Someone wore a t-shirt to church a couple of months ago and on it were the words, "I'm like a superhero with no powers and no motivation." I hate to analyze a silly statement. Okay, maybe I enjoy it. But if we look at that sentence - I'm like a superhero with no powers and no motivation - what makes it funny is that it can't be true. What makes a superhero "super" is their powers and what makes a superhero a hero is there motivation. You can't be a superhero without any powers and without motivation.

I think a lot of us fall into the same category when it comes to our Christian lives. It would be beneficial for non-Christians if a lot of us wore a similar shirt with a disclaimer on it. "I'm like a Christian with no humility and no loving actions." However, like the superhero statement, I don't think we can be Christians without humility or without loving actions. They are essential ingredients to being a Christian. A proper humility allows us to acknowledge our faults and view people and events the way Christ viewed them.

Humility's end result is always love. The humility of Christ as a baby in the manger led to the love of Christ for everyone on the cross. And our humility, if it does not result in similar sacrifice and love, is not the humility of Christ but a disguised form of pride. If our life is not filled with loving actions then we should be honest with ourselves and acknowledge that we have a faith problem. We can't be Christians without loving actions. All the faith in the world, if it does not show itself in love, is meaningless. You will find a better rendition of that thought in 1 Corinthians 13.

Somewhere along the way we have turned our invisible faith into being more important than the works that accompany it, a concept that I have yet to run across in Scripture: I actually run across the contrary. We have even gone so far as to say good works are evil. We take the "do not let your right hand know what your left hand is doing" passage out of context and do not read it in the light of a verse that is in the same Sermon on the Mount, which includes the following verses only 25 verses before that one.

Matt 5:14-16
14 “You are the light of the world. A city built on a hill cannot be hid. 15 No one after lighting a lamp puts it under the bushel basket, but on the lampstand, and it gives light to all in the house. 16 In the same way, let your light shine before others, so that they may see your good works and give glory to your Father in heaven.

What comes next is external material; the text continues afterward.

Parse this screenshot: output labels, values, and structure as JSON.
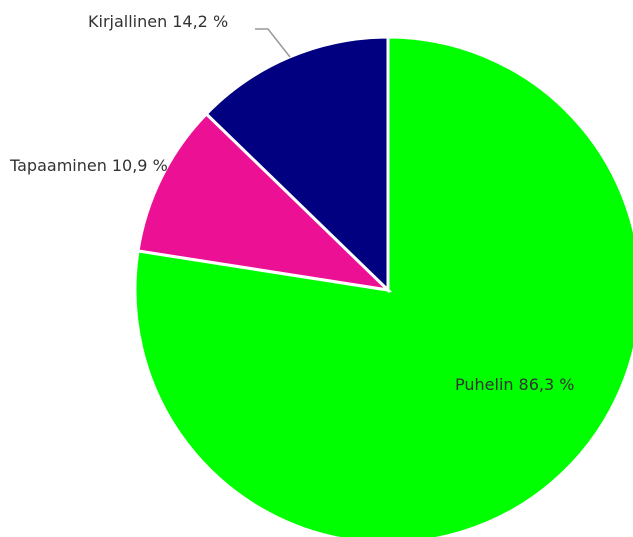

The "do not let your right hand know what your left hand is doing" passage is a warning against doing good works before men for your personal glory. However, we are told in the passage that I just read that we are to do our good works so that they shine before others and bring glory to our Father. Our good works cannot be done in secret if they are supposed to bring God glory through our shining. We shouldn't discard the baby with the bath water. The problem isn't doing good works, the problem isn't even doing good works that others can see. The question we must ask is "Who we are trying to glorify by doing good works?" If we are trying to glorify ourselves, then they are not good works but selfish evil actions. But if they are done by us in order to bring glory to God, then they are exactly in line with God's plan for our lives.

Do nothing from selfish ambition or conceit, but in humility regard others as better than yourselves. Let each of us look not to our own interests, but to the interests of others. Let the same mind be in us that was in Christ Jesus...who empited himself, taking on the form of a slave and humbled himself to the point of even being obedient on the cross.

It is our calling to make the humility of Christ visible to the community of Antwerp and those around us where we work and live. As I mentioned, humility is not something our culture exalts, yet we know living a lifestyle of humility is something we have to battle for our whole lives. God has placed the salvation of others in our hands. We can either live our lives in such a way in order to help them see the humility that Christ began to show in that manger over 2000 years ago, or we can choose to be a barrier to Christ by proclaiming to be his followers yet living a life completely contrary to the example he set for us to live. I hope we all choose to be the humble hands and the humble feet of Christ to the world. Merry Christmas.